The goal, some have argued, is to enable the government and its allies to pursue their strategic interests even further by creating specific areas under their direct control.
“The regime knows that there are millions who are wanted by the regime and so they won’t risk going back to the country to take charge of their properties,” Shihab al-Din explained.
That the law was announced in a time of instability and danger was no coincidence either, said al-Din, who owns a home in East Aleppo.
“Against a backdrop of the continued crimes of the regime and its operations of forced displacement and demographic change, this can only be deliberate,” he said.
In order to register their land deeds and property, Syrian non-government loyalists face the risk of returning to government-controlled areas and dealing with government agencies, especially since their papers must first be scrutinized by state security.
Relatives up to the fourth degree can register property on behalf of the owners.
But according to a statement released by the Syrian Free Legalists in April, “no one outside Syria or abroad can send a proxy to any relative on the basis of his presence in Syria, because any agency that needs security approval will also be arrested and liquidated directly.”
‘Killing several birds with one stone’
Yousef Shaaban, 39, is a politically non-affiliated humanitarian worker in IDP camps living in Idlib, but originally from a town called Zakia in western Ghouta.
“It is not strange that a system based on injustice and the confiscation of rights, whether material or moral, has come up with a law robbing citizens of their property,” he told Al Jazeera.
Shaaban said the government was killing several birds with one stone, namely inflicting punishment for all those who opposed Assad, economic gains for the government from the confiscation of real estate, and demographic change through the sale of property to Iranians.

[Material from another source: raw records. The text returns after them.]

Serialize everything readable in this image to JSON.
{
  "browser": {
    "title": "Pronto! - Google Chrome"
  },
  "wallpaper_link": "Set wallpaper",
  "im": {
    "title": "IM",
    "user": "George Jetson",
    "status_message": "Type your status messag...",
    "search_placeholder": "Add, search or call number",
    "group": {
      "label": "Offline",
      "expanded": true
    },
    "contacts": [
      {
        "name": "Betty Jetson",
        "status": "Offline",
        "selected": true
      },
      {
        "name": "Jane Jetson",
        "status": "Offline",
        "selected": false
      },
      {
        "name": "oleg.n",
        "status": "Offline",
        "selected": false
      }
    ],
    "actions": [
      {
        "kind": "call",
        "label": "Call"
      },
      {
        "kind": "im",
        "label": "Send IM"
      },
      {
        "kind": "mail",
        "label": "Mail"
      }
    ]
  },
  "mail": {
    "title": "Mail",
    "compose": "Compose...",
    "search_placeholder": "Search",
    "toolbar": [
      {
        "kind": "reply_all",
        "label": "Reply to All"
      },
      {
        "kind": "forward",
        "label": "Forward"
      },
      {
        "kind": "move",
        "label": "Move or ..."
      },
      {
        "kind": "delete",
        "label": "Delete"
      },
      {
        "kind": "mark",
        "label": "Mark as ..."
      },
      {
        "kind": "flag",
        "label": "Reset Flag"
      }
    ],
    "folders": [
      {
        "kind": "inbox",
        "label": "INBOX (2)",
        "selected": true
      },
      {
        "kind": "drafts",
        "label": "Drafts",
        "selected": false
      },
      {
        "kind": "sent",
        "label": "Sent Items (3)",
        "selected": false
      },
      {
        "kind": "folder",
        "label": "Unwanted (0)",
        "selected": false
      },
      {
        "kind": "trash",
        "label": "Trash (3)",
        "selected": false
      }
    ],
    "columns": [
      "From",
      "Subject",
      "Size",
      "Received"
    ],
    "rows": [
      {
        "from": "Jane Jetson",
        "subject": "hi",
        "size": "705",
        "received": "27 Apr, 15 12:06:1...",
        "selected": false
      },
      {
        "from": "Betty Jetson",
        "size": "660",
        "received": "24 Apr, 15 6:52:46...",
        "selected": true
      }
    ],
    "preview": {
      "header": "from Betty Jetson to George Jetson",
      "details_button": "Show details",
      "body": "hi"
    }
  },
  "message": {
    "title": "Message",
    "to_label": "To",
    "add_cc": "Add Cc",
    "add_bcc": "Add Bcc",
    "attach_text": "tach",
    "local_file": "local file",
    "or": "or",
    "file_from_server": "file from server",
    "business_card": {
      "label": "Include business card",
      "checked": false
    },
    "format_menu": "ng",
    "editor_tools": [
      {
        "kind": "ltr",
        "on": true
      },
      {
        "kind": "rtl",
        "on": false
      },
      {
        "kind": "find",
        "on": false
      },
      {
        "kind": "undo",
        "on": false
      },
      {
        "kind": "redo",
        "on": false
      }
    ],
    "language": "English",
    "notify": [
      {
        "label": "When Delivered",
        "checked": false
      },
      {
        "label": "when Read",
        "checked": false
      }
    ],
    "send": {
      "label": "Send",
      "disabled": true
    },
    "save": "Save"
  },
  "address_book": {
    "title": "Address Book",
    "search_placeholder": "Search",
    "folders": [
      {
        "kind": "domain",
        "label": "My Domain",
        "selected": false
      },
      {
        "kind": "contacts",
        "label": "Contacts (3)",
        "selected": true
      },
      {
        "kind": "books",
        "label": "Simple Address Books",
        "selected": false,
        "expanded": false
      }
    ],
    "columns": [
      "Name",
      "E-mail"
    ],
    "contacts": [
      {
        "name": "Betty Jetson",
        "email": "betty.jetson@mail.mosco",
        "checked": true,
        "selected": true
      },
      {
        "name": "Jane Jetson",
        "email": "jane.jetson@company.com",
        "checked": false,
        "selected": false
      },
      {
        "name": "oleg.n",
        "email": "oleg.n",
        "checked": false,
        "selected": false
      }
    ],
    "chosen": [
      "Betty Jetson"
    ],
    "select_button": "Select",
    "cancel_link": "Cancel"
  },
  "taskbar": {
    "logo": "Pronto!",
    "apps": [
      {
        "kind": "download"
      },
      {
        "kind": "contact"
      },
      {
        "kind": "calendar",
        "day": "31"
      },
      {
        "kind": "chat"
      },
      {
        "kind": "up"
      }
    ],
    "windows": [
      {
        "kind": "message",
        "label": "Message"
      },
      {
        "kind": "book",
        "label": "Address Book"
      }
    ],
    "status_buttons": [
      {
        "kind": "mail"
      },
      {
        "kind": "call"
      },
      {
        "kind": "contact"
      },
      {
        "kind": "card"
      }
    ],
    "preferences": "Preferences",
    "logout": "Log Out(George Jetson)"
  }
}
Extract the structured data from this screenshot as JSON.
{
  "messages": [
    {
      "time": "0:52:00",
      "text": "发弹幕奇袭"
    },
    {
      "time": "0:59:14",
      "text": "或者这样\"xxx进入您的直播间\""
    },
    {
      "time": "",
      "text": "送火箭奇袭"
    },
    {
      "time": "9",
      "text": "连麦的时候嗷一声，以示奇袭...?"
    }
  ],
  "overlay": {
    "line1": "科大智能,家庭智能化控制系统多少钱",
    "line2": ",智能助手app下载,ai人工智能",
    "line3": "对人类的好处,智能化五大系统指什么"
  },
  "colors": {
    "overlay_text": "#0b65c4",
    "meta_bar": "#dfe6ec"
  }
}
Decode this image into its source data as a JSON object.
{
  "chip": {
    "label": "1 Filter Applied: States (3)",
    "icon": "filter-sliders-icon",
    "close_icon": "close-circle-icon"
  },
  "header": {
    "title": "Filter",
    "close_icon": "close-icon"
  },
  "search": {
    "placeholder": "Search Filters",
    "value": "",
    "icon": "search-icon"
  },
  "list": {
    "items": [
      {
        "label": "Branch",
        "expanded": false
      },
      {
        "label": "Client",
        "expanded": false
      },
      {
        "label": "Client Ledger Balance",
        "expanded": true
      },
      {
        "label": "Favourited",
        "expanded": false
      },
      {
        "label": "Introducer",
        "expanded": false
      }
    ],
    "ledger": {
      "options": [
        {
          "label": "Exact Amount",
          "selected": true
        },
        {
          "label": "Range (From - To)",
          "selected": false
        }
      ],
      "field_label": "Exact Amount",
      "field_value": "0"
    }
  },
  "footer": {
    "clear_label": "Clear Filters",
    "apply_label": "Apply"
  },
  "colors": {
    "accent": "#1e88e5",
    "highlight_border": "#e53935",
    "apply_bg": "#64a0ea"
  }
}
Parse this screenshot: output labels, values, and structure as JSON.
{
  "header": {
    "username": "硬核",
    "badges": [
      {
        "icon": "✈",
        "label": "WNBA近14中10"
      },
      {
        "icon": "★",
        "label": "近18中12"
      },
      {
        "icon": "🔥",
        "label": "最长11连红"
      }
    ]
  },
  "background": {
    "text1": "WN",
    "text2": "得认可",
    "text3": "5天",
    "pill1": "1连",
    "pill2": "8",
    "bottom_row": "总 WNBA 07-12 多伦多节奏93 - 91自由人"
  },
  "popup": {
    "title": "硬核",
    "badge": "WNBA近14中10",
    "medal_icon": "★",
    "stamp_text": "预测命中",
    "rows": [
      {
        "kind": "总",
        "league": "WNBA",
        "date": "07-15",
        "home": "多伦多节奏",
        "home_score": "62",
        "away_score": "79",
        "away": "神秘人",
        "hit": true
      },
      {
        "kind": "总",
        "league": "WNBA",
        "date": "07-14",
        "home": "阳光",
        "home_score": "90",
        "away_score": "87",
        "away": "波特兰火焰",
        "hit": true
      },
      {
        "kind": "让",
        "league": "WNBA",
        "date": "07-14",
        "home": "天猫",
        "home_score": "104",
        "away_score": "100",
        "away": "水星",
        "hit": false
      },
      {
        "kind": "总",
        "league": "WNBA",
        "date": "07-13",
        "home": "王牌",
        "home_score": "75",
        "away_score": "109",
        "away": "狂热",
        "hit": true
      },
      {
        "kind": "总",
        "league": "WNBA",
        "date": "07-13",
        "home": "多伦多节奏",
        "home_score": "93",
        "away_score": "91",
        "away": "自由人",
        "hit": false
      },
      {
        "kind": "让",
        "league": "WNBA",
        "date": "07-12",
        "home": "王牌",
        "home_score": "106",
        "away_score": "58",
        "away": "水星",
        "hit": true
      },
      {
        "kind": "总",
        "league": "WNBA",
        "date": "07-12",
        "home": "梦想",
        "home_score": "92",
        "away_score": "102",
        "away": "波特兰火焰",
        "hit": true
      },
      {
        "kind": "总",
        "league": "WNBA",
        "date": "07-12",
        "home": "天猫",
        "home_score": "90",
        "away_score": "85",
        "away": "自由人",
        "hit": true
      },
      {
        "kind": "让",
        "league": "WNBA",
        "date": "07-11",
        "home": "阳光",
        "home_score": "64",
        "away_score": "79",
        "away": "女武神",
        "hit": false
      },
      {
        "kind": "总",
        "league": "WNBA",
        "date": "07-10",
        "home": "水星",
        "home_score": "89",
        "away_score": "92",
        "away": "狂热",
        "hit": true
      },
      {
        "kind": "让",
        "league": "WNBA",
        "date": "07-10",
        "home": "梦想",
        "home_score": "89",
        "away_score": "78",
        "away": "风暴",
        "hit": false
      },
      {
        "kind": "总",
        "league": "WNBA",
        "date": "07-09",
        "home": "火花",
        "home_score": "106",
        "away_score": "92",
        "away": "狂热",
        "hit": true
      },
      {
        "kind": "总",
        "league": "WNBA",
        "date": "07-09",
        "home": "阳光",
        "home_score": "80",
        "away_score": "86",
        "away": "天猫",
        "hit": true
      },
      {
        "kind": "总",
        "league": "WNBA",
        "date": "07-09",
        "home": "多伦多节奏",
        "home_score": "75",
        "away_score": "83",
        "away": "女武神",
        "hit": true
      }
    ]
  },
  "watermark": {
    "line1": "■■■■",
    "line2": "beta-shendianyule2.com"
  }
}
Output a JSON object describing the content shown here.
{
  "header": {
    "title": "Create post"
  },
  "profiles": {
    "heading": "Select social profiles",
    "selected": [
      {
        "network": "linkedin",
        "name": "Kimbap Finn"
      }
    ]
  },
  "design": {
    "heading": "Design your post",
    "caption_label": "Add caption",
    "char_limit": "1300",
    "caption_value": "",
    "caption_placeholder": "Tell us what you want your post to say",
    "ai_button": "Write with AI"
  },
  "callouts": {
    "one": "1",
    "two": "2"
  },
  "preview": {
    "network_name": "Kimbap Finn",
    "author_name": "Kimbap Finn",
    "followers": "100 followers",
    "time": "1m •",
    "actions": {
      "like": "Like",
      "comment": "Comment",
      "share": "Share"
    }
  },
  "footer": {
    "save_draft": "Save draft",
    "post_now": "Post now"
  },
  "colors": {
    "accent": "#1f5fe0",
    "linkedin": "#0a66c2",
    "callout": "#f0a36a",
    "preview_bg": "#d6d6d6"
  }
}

Shihab al-Din agreed and said Law 10 is a revision of Decree 66, which was issued years ago before the conflict began.
The decree permitted the Syrian authorities to renovate unauthorized housing and informal settlements, and gave them the right to transfer public assets tax-free to private companies and foreigners.
Under the decree, Iran had the right to “take over land in Damascus, such as the land behind the Iranian embassy”, Shihab al-Din said.
Shaaban said Law 10 poses many dangers for the displaced and refugees, but since the outbreak of the conflict in 2011, the government has issued many decisions against individuals to confiscate their property and strip them of their civil rights.
“Their only sin these people had was their opposition to the government,” he said.
“On a personal level, this law deprives me of my right to my home and my land, as well as the threat to make me forget that I have a house or land to return to.”